LLCPP/Encode/ByteArray/16/Step.Encode/WallTime
- Starts with binding, then type of benchmark (encode)
- Benchmark name is followed by size and subbenchmark name (16)
- It is then followed by substep name
- Last, it has the measurement
Go/Roundtrip/AsciiString/Len256/Concurrency100
- Starts with binding, then type of benchmark (roundtrip)
- Benchmark name is followed by two named subbenchmark parameters
- No measurement because only wall time is expect to ever be measured
Memcpy/ByteArray/16
- Starts with benchmark type. No binding because not applicable
- Followed by benchmark and subbenchmark name
- No measurement because only wall time is expected to ever be measured.

File Paths

Benchmarks should be created in src/tests/benchmarks/fidl.
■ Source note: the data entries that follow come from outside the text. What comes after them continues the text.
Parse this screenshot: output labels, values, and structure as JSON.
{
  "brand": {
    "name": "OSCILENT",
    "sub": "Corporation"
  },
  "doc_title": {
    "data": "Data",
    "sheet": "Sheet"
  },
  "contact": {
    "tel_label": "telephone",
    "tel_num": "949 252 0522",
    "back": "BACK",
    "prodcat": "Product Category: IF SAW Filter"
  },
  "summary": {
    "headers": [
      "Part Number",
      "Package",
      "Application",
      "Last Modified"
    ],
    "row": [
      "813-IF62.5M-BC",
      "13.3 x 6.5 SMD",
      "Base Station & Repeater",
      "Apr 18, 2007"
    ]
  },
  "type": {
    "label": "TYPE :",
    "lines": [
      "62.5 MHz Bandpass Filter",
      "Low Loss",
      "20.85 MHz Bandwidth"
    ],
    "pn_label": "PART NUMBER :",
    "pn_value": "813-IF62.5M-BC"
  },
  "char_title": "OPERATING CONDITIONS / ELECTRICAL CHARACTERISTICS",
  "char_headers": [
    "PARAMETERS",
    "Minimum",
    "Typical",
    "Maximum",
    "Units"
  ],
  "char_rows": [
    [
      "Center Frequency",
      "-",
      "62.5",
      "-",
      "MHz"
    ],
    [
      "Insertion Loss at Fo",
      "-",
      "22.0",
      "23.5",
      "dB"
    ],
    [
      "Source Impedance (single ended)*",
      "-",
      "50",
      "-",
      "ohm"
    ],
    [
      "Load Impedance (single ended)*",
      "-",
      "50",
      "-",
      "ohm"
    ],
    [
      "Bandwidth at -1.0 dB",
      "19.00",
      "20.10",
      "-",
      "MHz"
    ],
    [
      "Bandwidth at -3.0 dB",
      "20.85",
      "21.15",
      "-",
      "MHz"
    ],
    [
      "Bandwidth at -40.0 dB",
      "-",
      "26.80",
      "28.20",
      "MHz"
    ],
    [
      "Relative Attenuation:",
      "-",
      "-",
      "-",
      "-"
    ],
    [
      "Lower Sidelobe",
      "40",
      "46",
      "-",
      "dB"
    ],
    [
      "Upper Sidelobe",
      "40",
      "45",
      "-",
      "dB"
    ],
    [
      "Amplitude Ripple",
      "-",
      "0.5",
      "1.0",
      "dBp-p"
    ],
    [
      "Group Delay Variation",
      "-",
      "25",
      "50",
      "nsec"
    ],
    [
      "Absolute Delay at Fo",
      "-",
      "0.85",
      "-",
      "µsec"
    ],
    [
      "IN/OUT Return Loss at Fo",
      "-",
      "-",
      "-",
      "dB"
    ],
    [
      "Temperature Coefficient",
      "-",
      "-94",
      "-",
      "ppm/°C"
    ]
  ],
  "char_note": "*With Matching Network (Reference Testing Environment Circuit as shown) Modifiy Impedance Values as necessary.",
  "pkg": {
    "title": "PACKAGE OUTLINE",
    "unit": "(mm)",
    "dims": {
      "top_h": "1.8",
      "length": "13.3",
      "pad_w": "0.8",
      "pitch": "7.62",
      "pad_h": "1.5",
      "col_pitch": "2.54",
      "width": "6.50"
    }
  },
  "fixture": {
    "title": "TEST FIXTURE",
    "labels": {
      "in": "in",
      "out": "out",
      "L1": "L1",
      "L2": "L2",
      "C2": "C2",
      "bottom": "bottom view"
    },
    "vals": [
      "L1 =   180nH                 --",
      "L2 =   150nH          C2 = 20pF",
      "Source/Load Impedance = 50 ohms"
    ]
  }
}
If part of the benchmark code must exist elsewhere, effort should be made in creating an executable and build target in src/tests/benchmarks/fidl (see wrapper in dart).

Builder/encode/decode benchmarks can exist in a binding specific directory src/tests/benchmarks/fidl/{go,rust,dart,hlcpp,llcpp}.

Other benchmarks should be put in a subfolder corresponding to benchmark type. e.g. src/tests/benchmarks/fidl/roundtrip. In rare cases, where it is access is needed to specific generated types, they can be placed elsewhere (for instance memcpy benchmark inside of llcpp to access llcpp types to test memcpy of correct size). This should be considered tech debt and eventually moved to a dedicated benchmark and folder.